Marc deutete mit seiner rechten auf das Wasser hinaus. Aus dem Dunst über dem Wasser schälte sich in einiger Entfernung die Fähre heraus.
Still wie ein altes Segelschiff näherte es sich, und erst als es die Hafenmauer erreichte und zur Landungsbrücke hinein bog , hörte ich auch das dumpfen Stampfen des Diesels.
„War lange nicht mehr hier“, hörte ich Marc hinter mir sagen.
„Und wo ist das, wo du lange nicht mehr warst?“
Ich zuckte die Achseln.
„Bin halt ein bisschen neugierig.“
„Hier“, sagte er, und stampfte mit einem Fuß auf den Boden ist Festland und dahinten ist eine Insel. Und da fahren wir jetzt hin. War wirklich lange nicht mehr hier.“
Ich lies die Fragerei bleiben. Hatte wohl keinen Zweck. Die Hafenschilder waren in holländischer Sprache. Die Fähre hieß „ De Tied will et leren“.
Also war das wohl nicht Tahiti.


Wir saßen im ‚Pavillon dri’ hinter Glasscheiben aßen Bacon mit Rührei und ließen die Novembersonne auf uns herab scheinen.
Ich hatte mein Notizbuch herausgeholt, beobachtete einen Moment die Welt um mich herum und begann zu schreiben.
„Was schreibst du denn da?“
Marc hatte sich tief in seinem Ledermantel vergraben und schlürfte seinen Milchkaffee.
„Das was ich sehe!“
Er kratzte sich den Kopf.
„ Versteh ich nicht.“
Er zeigte auf das Meer, auf den Himmel.
„Ist doch alles da. Brauchst nur die Augen auf machen.“
„Ich schreib, damit ich nicht vergesse.“
Er grübelte.
„Lies mal vor“, forderte er mich nach einer Weile auf.
„ Ich weiß nicht.“
„ Zier dich nicht.“
Ich schüttelte mit dem Kopf und bestellte mir noch einen Kaffee. Ich hatte noch nie jemandem etwas von mir vorgelesen. Irgendwie schämte ich mich dafür.
Marc lachte.
„ Du schämst dich! Weißt du, vor Jahren, ich war gerade aus der Pubertät, da hab ich ein Mädchen gesehen und mich verliebt.“
Er zog genüsslich an einer Zigarette.
„ Ich war vielleicht fünfzehn, sechzehn und schwer von Akne gezeichnet. Bin immer auf dem Schulhof um sie herum schlawenzt. Hab sie seinerzeit aber nicht angesprochen. Vor ein paar Jahren hab ich sie wieder getroffen. Ich glaub es war sogar im ‚Carmel’. Da fragt die mich doch tatsächlich, warum ich damals nicht mit ihr geredet habe. Was ich dir sagen will ist :
Wer sich zulange schämt für das was er ist oder fühlt, kriegt keine zweite Chance.“
Er schwieg, schaute den Möwen beim Flug zu.

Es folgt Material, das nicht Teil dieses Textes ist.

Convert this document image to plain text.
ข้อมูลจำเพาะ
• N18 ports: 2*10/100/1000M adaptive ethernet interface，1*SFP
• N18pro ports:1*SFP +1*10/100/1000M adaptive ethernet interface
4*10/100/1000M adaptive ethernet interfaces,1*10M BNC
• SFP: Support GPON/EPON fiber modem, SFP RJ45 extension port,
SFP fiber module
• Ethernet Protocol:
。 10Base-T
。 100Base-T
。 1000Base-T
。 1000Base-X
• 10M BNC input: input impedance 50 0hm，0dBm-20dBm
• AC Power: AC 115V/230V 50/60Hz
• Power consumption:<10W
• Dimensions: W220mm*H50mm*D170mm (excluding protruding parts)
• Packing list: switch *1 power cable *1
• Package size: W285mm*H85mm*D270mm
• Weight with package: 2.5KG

„Scheiße. Glaub mir die Zeit rennt einem davon.“
„ Du bist doch erst Anfang vierzig“, entgegnete ich. „Du hast Geld, kannst machen was du willst, kommst viel rum, hast sogar ein Haus auf Texel.“
„Und?“
„Na für dich ist das Leben einfach!“

Wir parkten den Jeep am „Den Slufter“. Vor Jahren bei einer Sturmflut, waren hier im Norden der Insel die Deiche auf breiter Front gebrochen, und die Wassermassen hatten diesen Teil der Insel geflutet. Die Bewohner ließen das Wasser ablaufen, bauten hinter dem Überschwemmungsgebiet einen neuen Deich, und bekamen so einen eigenen kleinen Nationalpark. Jetzt bei Flut zog ein mächtiger Meerwasserarm ins Landesinnere und verlief sich in unzähligen Prielen. Büsche wie Mangroven wuchsen an seinen Ufern. Es rauschte und wirbelte mächtig, während wir langsam, den Wind im Gesicht, Richtung Meer liefen.
„Man weiß nie wofür Zerstörungen gut sind“, schrie Marc gegen den Wind.

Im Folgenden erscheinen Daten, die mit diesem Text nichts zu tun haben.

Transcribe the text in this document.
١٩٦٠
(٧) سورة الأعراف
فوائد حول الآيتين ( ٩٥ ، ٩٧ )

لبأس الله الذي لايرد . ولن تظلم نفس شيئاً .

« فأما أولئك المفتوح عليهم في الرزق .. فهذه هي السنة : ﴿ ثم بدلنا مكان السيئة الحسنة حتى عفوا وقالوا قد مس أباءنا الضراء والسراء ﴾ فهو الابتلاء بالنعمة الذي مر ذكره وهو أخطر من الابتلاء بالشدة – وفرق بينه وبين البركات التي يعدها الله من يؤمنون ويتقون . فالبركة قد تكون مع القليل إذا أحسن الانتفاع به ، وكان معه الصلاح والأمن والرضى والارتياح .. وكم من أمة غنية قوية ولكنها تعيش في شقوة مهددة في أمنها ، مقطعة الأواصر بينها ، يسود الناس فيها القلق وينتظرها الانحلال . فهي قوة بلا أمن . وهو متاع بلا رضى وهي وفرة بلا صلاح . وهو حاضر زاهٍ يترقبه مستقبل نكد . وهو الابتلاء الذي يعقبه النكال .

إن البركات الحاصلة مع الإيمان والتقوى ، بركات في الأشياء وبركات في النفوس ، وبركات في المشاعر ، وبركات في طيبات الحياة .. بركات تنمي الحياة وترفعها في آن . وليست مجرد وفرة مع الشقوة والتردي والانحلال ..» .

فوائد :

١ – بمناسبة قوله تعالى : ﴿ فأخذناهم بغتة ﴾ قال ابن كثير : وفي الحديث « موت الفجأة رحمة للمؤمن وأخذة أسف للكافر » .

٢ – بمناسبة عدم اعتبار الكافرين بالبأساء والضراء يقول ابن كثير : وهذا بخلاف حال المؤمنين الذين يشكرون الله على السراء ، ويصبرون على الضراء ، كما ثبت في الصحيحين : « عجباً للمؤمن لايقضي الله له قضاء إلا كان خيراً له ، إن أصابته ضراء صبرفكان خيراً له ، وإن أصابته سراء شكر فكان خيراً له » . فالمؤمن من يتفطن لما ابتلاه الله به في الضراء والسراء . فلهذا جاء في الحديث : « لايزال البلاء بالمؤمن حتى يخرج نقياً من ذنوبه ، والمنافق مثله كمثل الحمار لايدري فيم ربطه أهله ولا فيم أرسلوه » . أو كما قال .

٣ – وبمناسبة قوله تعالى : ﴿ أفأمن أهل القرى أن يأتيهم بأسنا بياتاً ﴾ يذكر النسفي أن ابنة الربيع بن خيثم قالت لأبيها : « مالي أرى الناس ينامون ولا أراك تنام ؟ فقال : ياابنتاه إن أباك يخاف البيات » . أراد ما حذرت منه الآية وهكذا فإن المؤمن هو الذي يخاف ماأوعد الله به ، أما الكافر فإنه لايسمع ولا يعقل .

„ Manchmal, so wie hier, ist es danach schöner als vorher!“
Nach einer halben Stunde Fußmarsch erreichten wir den Anfang des Meeresarms. Hier am Strand war er gut zweihundert Meter breit. Wir bogen links ab und liefen, die Sonne im Gesicht, den Sandstrand entlang.
„ Gleich kommt eine kleine geduckte Düne, sehr windgeschützt. Dort werden wir rasten.“
Marc zeigte mit seiner Rechten auf eine rundliche Sanderhebung, die von niedrigen Sträuchern geschützt einen guten Kilometer vor uns lag.

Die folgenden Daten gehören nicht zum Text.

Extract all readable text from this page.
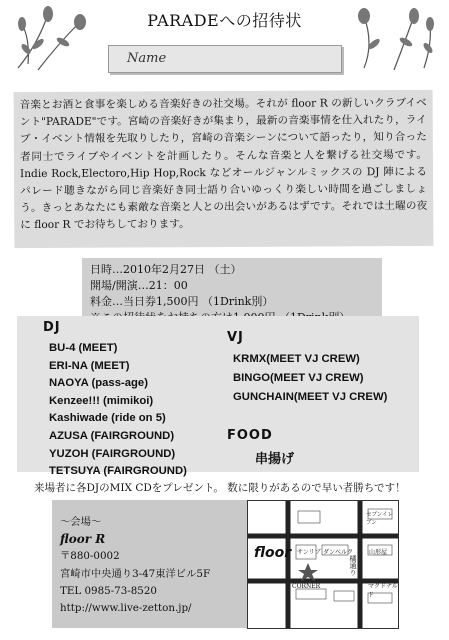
PARADEへの招待状
Name
音楽とお酒と食事を楽しめる音楽好きの社交場。それが floor R の新しいクラブイベント"PARADE"です。宮崎の音楽好きが集まり，最新の音楽事情を仕入れたり，ライブ・イベント情報を先取りしたり，宮崎の音楽シーンについて語ったり，知り合った者同士でライブやイベントを計画したり。そんな音楽と人を繋げる社交場です。Indie Rock,Electoro,Hip Hop,Rock などオールジャンルミックスの DJ 陣によるパレード聴きながら同じ音楽好き同士語り合いゆっくり楽しい時間を過ごしましょう。きっとあなたにも素敵な音楽と人との出会いがあるはずです。それでは土曜の夜に floor R でお待ちしております。
日時…2010年2月27日 （土）
開場/開演…21：00
料金…当日券1,500円 （1Drink別）
DJ
BU-4 (MEET)
ERI-NA (MEET)
NAOYA (pass-age)
Kenzee!!! (mimikoi)
Kashiwade (ride on 5)
AZUSA (FAIRGROUND)
YUZOH (FAIRGROUND)
TETSUYA (FAIRGROUND)
VJ
KRMX(MEET VJ CREW)
BINGO(MEET VJ CREW)
GUNCHAIN(MEET VJ CREW)
FOOD
串揚げ
来場者に各DJのMIX CDをプレゼント。 数に限りがあるので早い者勝ちです！
～会場～
floor R
〒880-0002
宮崎市中央通り3-47東洋ビル5F
TEL 0985-73-8520
http://www.live-zetton.jp/
floor
橘通り
CORNER	マクドナルド
サンリブ ダンベルク	山形屋
セブンイレブン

Ich nickte stumm in Wind und Sonne.

In der Mitte der kleinen Düne hatten wir es uns dann bequem gemacht. Vom Wind war nichts zu spüren. Er zog leise pfeifend über uns hinweg. Obschon November war hatte es gut und gerne zwanzig Grad.
„ Und jetzt“, sagte Marc, “ jetzt gehe ich schwimmen.“
Er riss sich die Kleidung vom Körper und rannte los.
„ Komm schon du Feigling“, rief er. „Wenn du zulange überlegst kommst du dir affig vor. Die albernen Dinge im Leben muss man schnell durchziehen, sonst hindert einen der Verstand!“
„ Du bist verrückt. Das Wasser ist arschkalt!“
Er zuckte nur mit den Schulter und war schon im Meer verschwunden.

Das Wasser war wirklich kalt. Mir stockte der Atem, als sich die erste Welle über meinen Kopf ergoss. Ich schrie wie in Kleinkind bei der Geburt, nahm allen Mut zusammen, und tauchte unter. Es war das schönste und verrückteste was ich seit langem gemacht hatte.
„ Jetzt fühle ich mich wirklich“, sagte ich Marc, während wir wieder und wieder in die anrollenden Wellen tauchten. Ich stemmte mich gegen eine Welle breitete die Arme weit aus und rief laut:
„ Ich bin der König der Welt.“
Als unsere Lippen blau und die Haut ganz rot war, saßen wir nackt im Schutz unserer Düne und lachten.
„Was ist denn das für eine Narbe auf deiner Brust, Marc?“
„ Ach die“, Marc ging mit einem Finger über die Narbe die vom Brustbein bis zum Bauchansatz hinunter ging. Die ist ein Andenken vom Kampf mit dem Löwen.“
Ich erinnerte mich an diese Geschichte und schüttelte mit dem Kopf.
„Du lügst. Die ist nicht von einem Kampf mit einem Tier. Das ist eine Operationsnarbe. Mein Bruder ist Arzt. Dem Aussehen nach zu urteilen, ist sie auch noch nicht allzu alt.“
Marc nickte.
„Stimmt. Hab nie mit einem Löwen gekämpft. War auch nicht in Afrika. Aber gekämpft wie ein Löwe, das hab ich immer.“
Ich schaute ihn fragend an.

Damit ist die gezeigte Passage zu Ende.